Fatto questo doveroso preambolo, ora siamo pronti per parlare del suo ultimo disco, “This is acting“, anticipato dai singoli “Alive”, “Bird Set Free”, “One Million Bullets”, “Cheap Thrills”, “Reaper” e “Unstoppable”. Sei singoli per un disco solo, per quanto siano o meno promozionali, possono indicare solo due cose: o si preannuncia un capolavoro o si sta cercando di fare un battage pubblicitario spietato. E in questo caso propendo per la seconda ipotesi.
“This is acting” nasce con un’idea di fondo ben precisa: tutti i dodici brani presenti nel disco sono stati concepiti e scritti da Sia per essere cantati da altri cantanti ma sono stati poi scartati in fase di realizzazione. A questo punto Sia ha deciso di raggrupparli sotto un’unica egida e di cantarli cercando di calarsi nei panni degli artisti a cui erano destinati, cercando di imitare il loro stile e il loro approccio alla canzone. Da qui il senso anche del titolo: “this is acting”, ovvero questo è recitare.
Il disco parte con la “Bird set free“, una power-ballad a tratti dolce a tratti arrabbiato, con un incedere solenne, una sorta di indice a cui rifarsi per capire che ormai Sia libera dalle catene e dalla gabbia mentale e commerciale in cui era fino a poco tempo fa (“E non mi importa se sono stonata, ho trovato me stessa nelle mie melodie. Io canto per amore, io canto per me“). Il secondo brano, “Alive“, era originariamente destinato al disco “25” di Alice ma la cantante inglese ha deciso di non inserirlo in quel disco, e secondo noi ha fatto male, visto che è uno dei pezzi migliori del disco, dall’incedere possente e che sarebbe stata sicuramente valorizzata dalla voce potente di Alice: Sia dimostra comunque di aver un notevole bagaglio tecnico e si destreggia bene con il pezzo, che suona però molto simile ad altre composizioni sempre della cantante australiana.

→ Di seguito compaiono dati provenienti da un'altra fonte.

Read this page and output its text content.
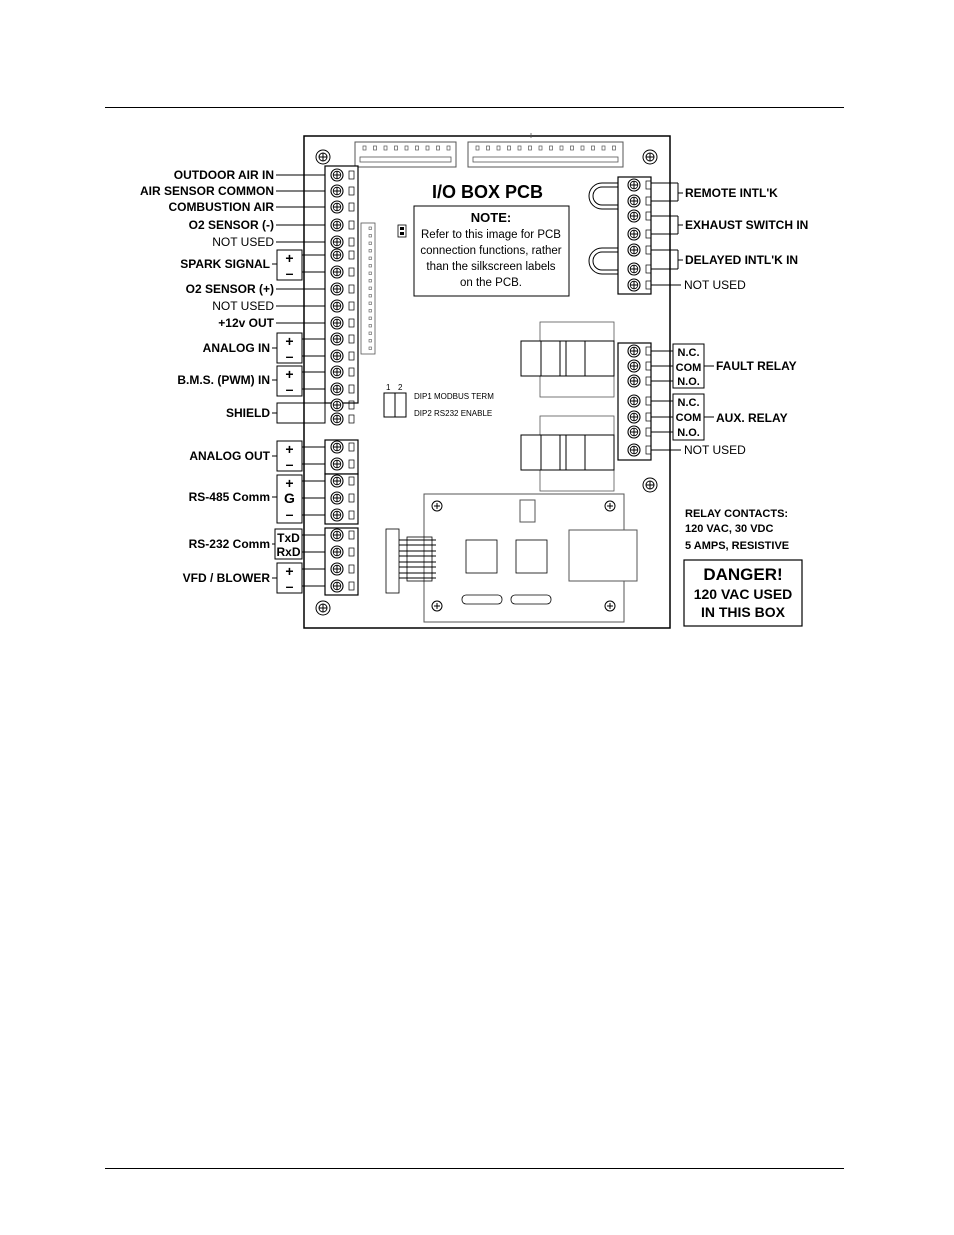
1 2
DIP1 MODBUS TERM
DIP2 RS232 ENABLE
I/O BOX PCB
NOTE:
Refer to this image for PCB
connection functions, rather
than the silkscreen labels
on the PCB.
OUTDOOR AIR IN
AIR SENSOR COMMON
COMBUSTION AIR
O2 SENSOR (-)
NOT USED
SPARK SIGNAL
O2 SENSOR (+)
NOT USED
+12v OUT
ANALOG IN
B.M.S. (PWM) IN
SHIELD
ANALOG OUT
RS-485 Comm
RS-232 Comm
VFD / BLOWER
+
–
+
–
+
–
+
–
+
G
–
TxD
RxD
+
–
REMOTE INTL'K
EXHAUST SWITCH IN
DELAYED INTL'K IN
NOT USED
N.C.
COM
N.O.
FAULT RELAY
N.C.
COM
N.O.
AUX. RELAY
NOT USED
RELAY CONTACTS:
120 VAC, 30 VDC
5 AMPS, RESISTIVE
DANGER!
120 VAC USED
IN THIS BOX
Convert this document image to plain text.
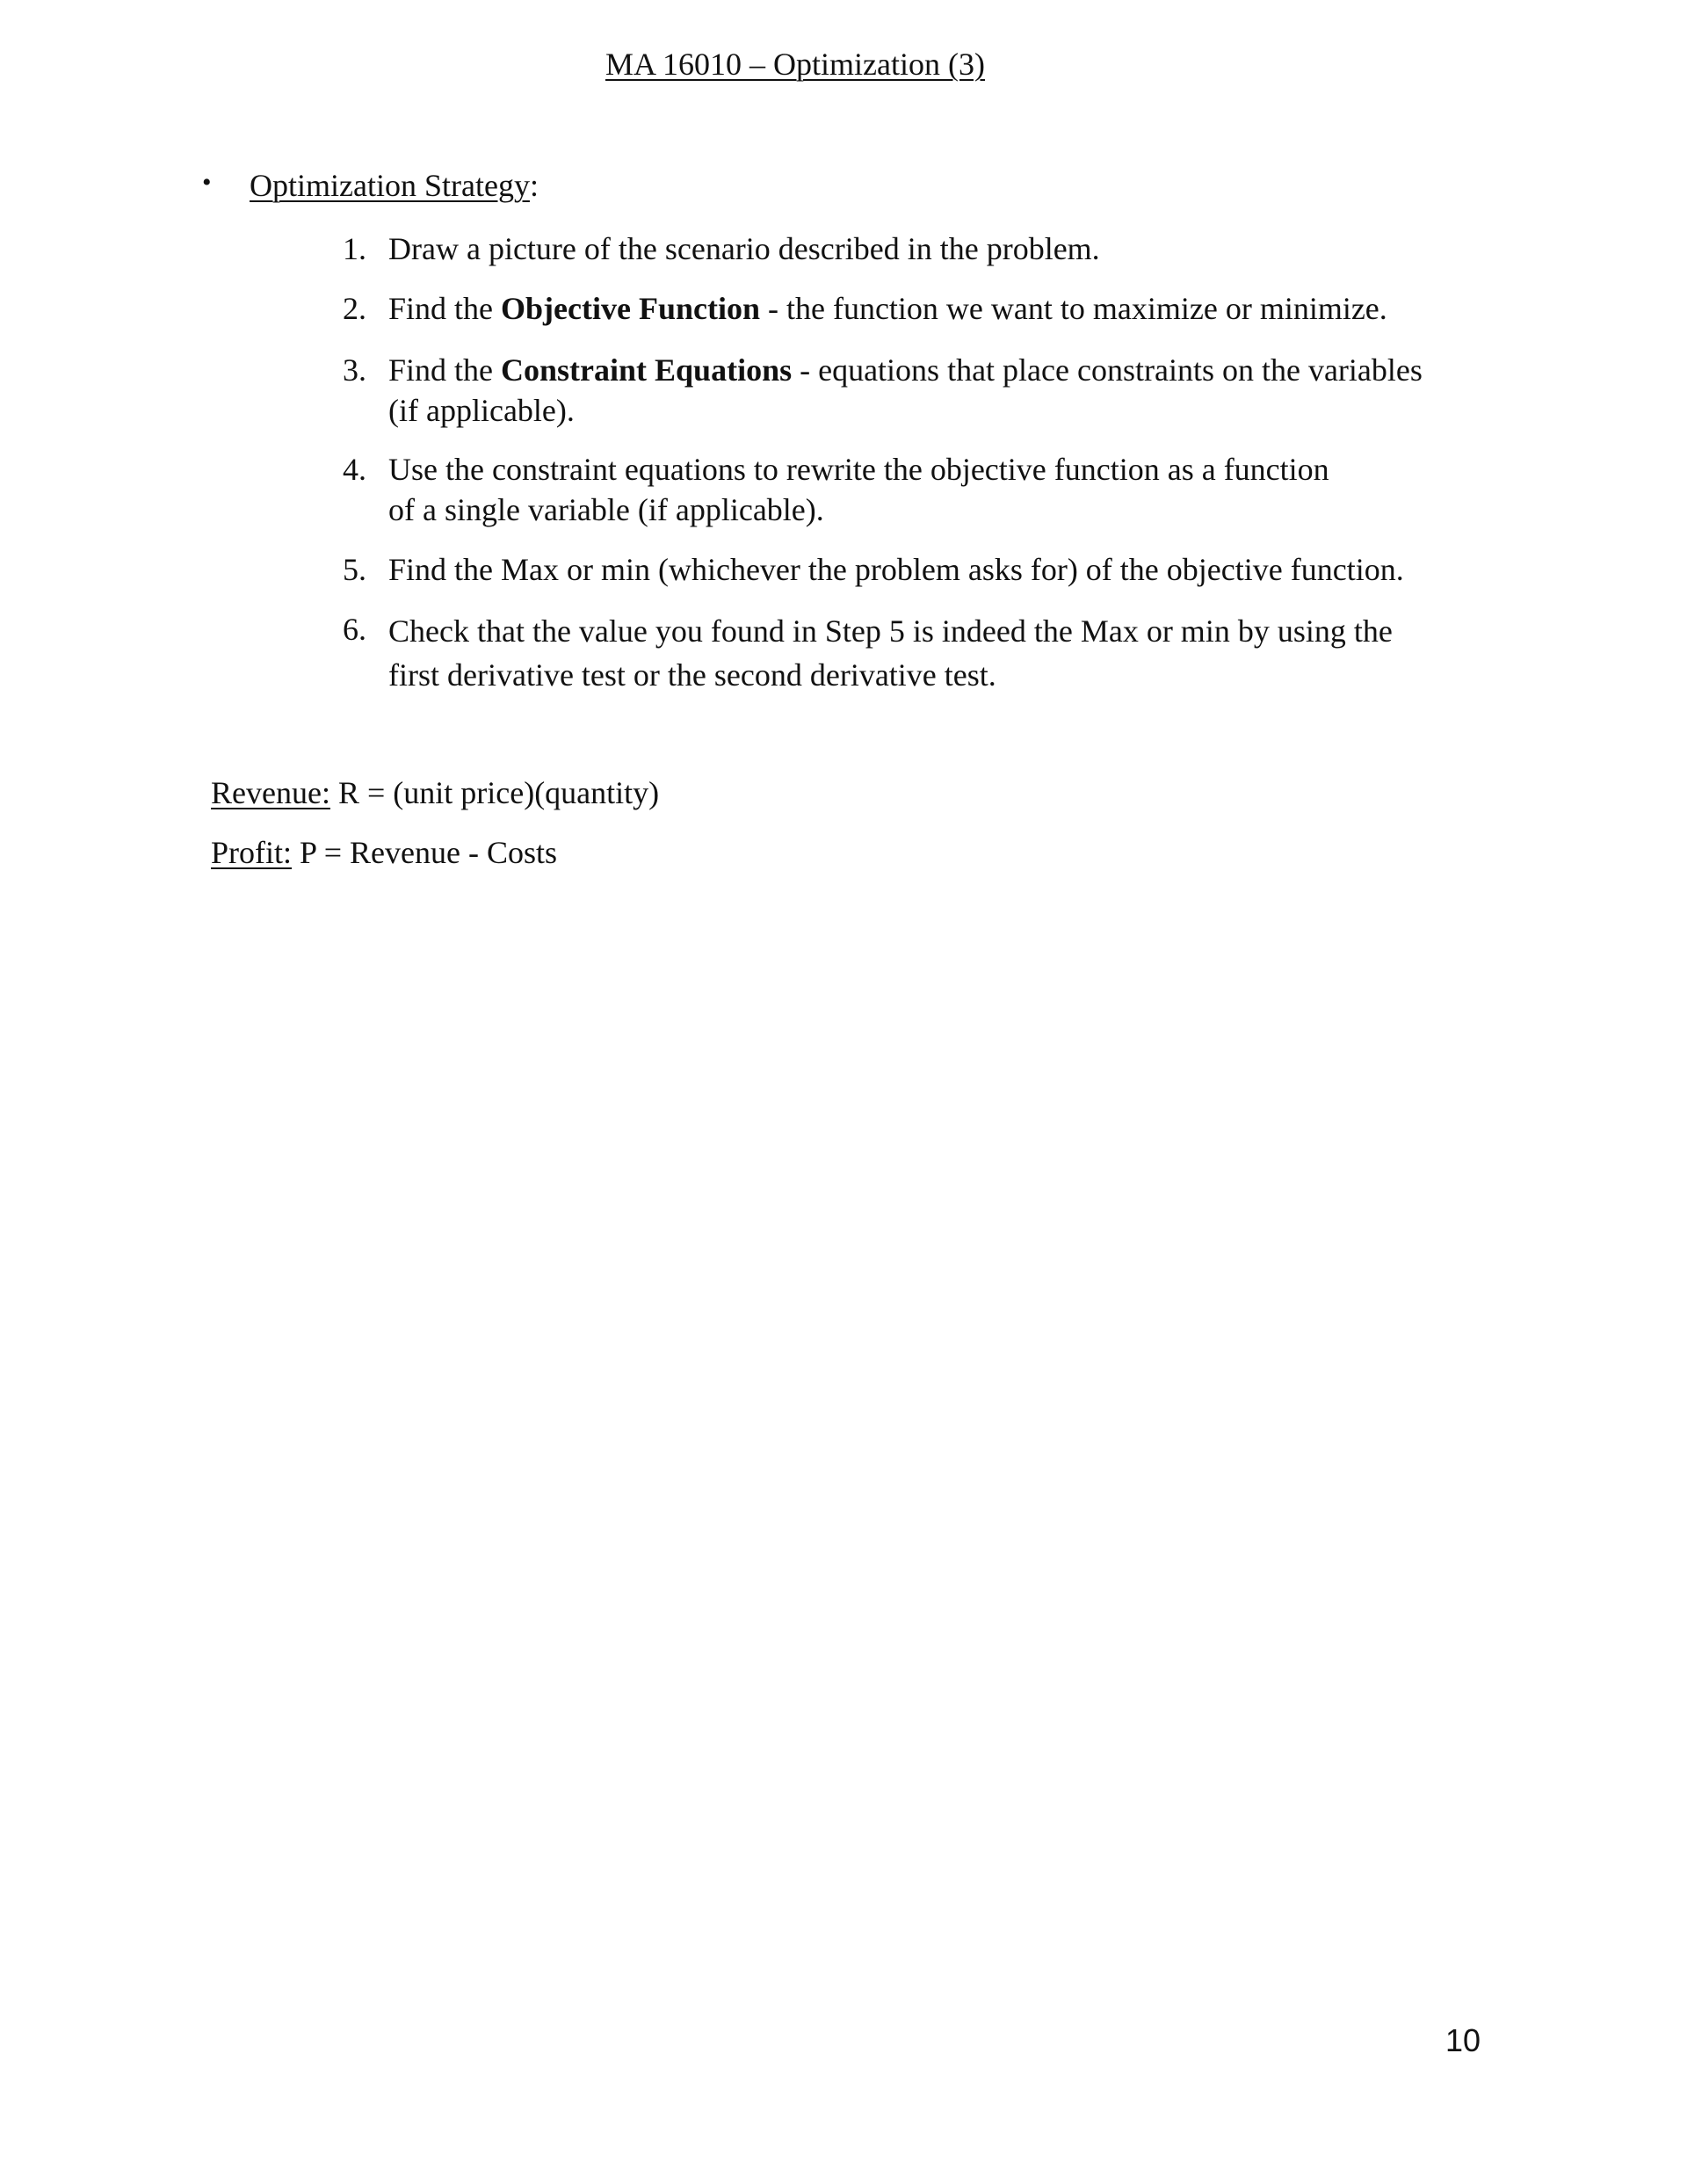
MA 16010 – Optimization (3)
• Optimization Strategy:
1. Draw a picture of the scenario described in the problem.
2. Find the Objective Function - the function we want to maximize or minimize.
3. Find the Constraint Equations - equations that place constraints on the variables (if applicable).
4. Use the constraint equations to rewrite the objective function as a function of a single variable (if applicable).
5. Find the Max or min (whichever the problem asks for) of the objective function.
6. Check that the value you found in Step 5 is indeed the Max or min by using the first derivative test or the second derivative test.
Revenue: R = (unit price)(quantity)
Profit: P = Revenue - Costs
10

“One Million Bullets” rimanda invece agli anni ’80 con il suo elettro-pop molto piacevole e rilassante che però cala alla distanza nel ritornello e rischia di rendere il brano anonimo e monotono: il disco cerca di scuotersi con “Move Your Body“, brano che sarebbe stato scritto per Shakira dalla marcata tendenza energetica ed adrenalinica ma forse troppo leggero e “catchy” e che sembra stonare con la linea musicale impostata finora dal disco. “Unstoppable” riporta tutto su binari noti: la canzone, pensata per Demi Lovato e il suo “Confident”, mostra sì la bravura di Sia come writer e come producer ma comincia a far crescere nell’ascoltatore una certa sofferenza per la monotonia in cui si sta insaccando il disco.
L’album cerca di smentirci con “Cheap Thrills“, brano pop con influenze reggae, e “Reaper“, bella canzone che riesce a coinvolgere con facilità l’ascoltatore, entrambi i brani scritti per “ANTI” di Rihanna, ma poi torna nella mediocrità con “House on Fire” e “Footprints” per poi schiantarsi contro “Sweet design“, brano che dovrebbe essere ascritto al genere r’n’b ma che riesce a sorprendere con il suo caos e che riesce a stranire addirittura la voce di Sia, facendola sembrare tutt’altro. “Broken Glass” mostra un pop di qualità che strizza l’occhio alla musica orientale e che fa fare un salto di qualità all’intero disco grazie al suo livello, decisamente più alto rispetto alla media degli altri brani: il disco si chiude con “Space between“, pezzo sperimentale che rifà il verso a Lana Del Rey e che si ciondola tra il minimal e il minimo sforzo.
“This is acting” ha un grandissimo difetto: non ha un filo logico, o meglio, ne ha uno ben preciso, ovvero il riappropriarsi di brani scritti per altri e cantati come se li avessero davvero cantati i destinatari finali delle canzoni, ma è un motivo troppo piccolo per giustificare il caos e l’appiattimento musicale del disco. Il disco ha un paio di episodi riusciti (“Broken glass” e “Alive“) e mostra l’enorme versatilità di Sia ma questa volta, secondo me, l’artista australiana ha esagerato e la versatilità è diventata caos e noia: molte canzoni si somigliano o somigliano a pezzi già fatti e si sente che sono figli di un mero calcolo commerciale legato alle mode musicali del momenti. Questo progetto è troppo variegato per riuscire a rimanere in mente e non riesce a “scaldare” l’ascoltatore. Rimane l’ultimo dubbio di questo esperimento, ovvero se invece di Sia queste canzoni fossero cantate dai reali destinatari. Ma è un dubbio che credo non vedremo mai fugato.